Once registered, a node or helper needs no further wiring:

  • Builder UI — the node appears in the canvas drawer (grouped by its category), the helper in the function-editor dropdown.
  • Validation & AI — a registered node type is valid in the BuildPlan validator and described to the AI app builder.
  • Capability catalogue — it appears in PageBuilder::capabilities() and in the ai-page-builder:capabilities JSON. See MCP / AI exposure.

MCP / AI exposure

PageBuilder::capabilities() returns the merged catalogue — every node and helper as an array. The shape is already MCP-tool-shaped, so an MCP server / tool layer can map it directly:

capability field MCP tool concept
label tool name
description + usage tool description / prose
inputs (key, type, required, help, …) argument schema
kind node vs helper
category, category_label grouping

Each entry is the serialized CapabilityDefinition (toArray()): key, label, kind, category, category_label, category_order, description, usage, icon, inputs, output_handles, meta.

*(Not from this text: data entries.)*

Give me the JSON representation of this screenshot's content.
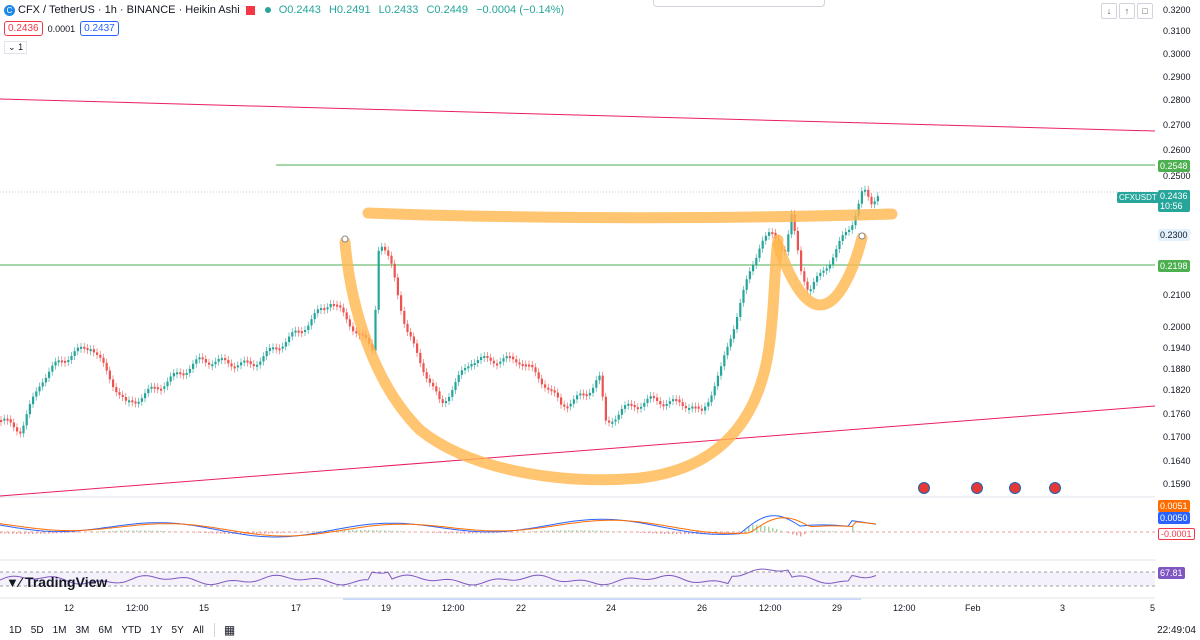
{
  "header": {
    "symbol_line": "CFX / TetherUS · 1h · BINANCE · Heikin Ashi",
    "open": "O0.2443",
    "high": "H0.2491",
    "low": "L0.2433",
    "close": "C0.2449",
    "change": "−0.0004 (−0.14%)",
    "bid": "0.2436",
    "spread": "0.0001",
    "ask": "0.2437",
    "indicator_count": "1"
  },
  "price_axis": [
    "0.3200",
    "0.3100",
    "0.3000",
    "0.2900",
    "0.2800",
    "0.2700",
    "0.2600",
    "0.2500",
    "0.2300",
    "0.2100",
    "0.2000",
    "0.1940",
    "0.1880",
    "0.1820",
    "0.1760",
    "0.1700",
    "0.1640",
    "0.1590"
  ],
  "price_tags": {
    "resistance": "0.2548",
    "support": "0.2198",
    "current_label": "CFXUSDT",
    "current_price": "0.2436",
    "countdown": "10:56",
    "level_2300": "0.2300"
  },
  "macd_tags": [
    "0.0051",
    "0.0050",
    "-0.0001"
  ],
  "rsi_tag": "67.81",
  "time_axis": [
    "12",
    "12:00",
    "15",
    "17",
    "19",
    "12:00",
    "22",
    "24",
    "26",
    "12:00",
    "29",
    "12:00",
    "Feb",
    "3",
    "5"
  ],
  "branding": "TradingView",
  "bottom_bar": {
    "ranges": [
      "1D",
      "5D",
      "1M",
      "3M",
      "6M",
      "YTD",
      "1Y",
      "5Y",
      "All"
    ],
    "clock": "22:49:04"
  },
  "colors": {
    "up": "#26a69a",
    "down": "#ef5350",
    "green_line": "#4caf50",
    "trend_line": "#e91e63",
    "annotation": "#ffb74d",
    "macd": "#2962ff",
    "signal": "#ff6d00",
    "rsi": "#7e57c2"
  }
}
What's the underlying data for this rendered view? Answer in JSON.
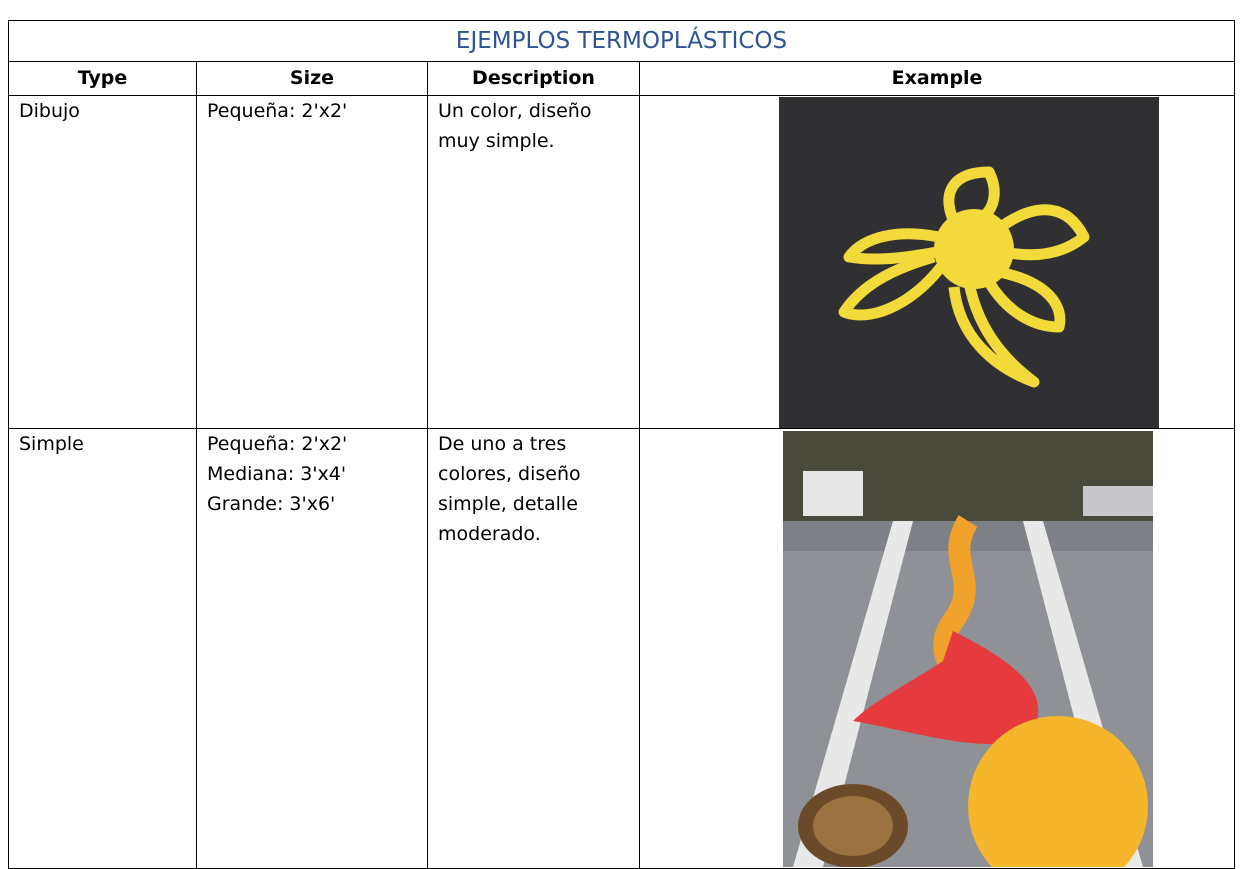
{
  "title": "EJEMPLOS TERMOPLÁSTICOS",
  "table": {
    "header": [
      "Type",
      "Size",
      "Description",
      "Example"
    ],
    "rows": [
      {
        "type": "Dibujo",
        "size": [
          "Pequeña: 2'x2'"
        ],
        "description": [
          "Un color, diseño",
          "muy simple."
        ]
      },
      {
        "type": "Simple",
        "size": [
          "Pequeña: 2'x2'",
          "Mediana: 3'x4'",
          "Grande: 3'x6'"
        ],
        "description": [
          "De uno a tres",
          "colores, diseño",
          "simple, detalle",
          "moderado."
        ]
      }
    ]
  }
}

Dump it as JSON for an AI/MCP consumer:

bash
php artisan ai-page-builder:capabilities          # compact JSON
      php artisan ai-page-builder:capabilities --pretty # pretty-printed

Synapse does not ship a full MCP server — this catalogue is the seam. A thin MCP server (or any AI tool registry) reads this array and turns each entry into a tool descriptor; business logic stays in the registered node/helper.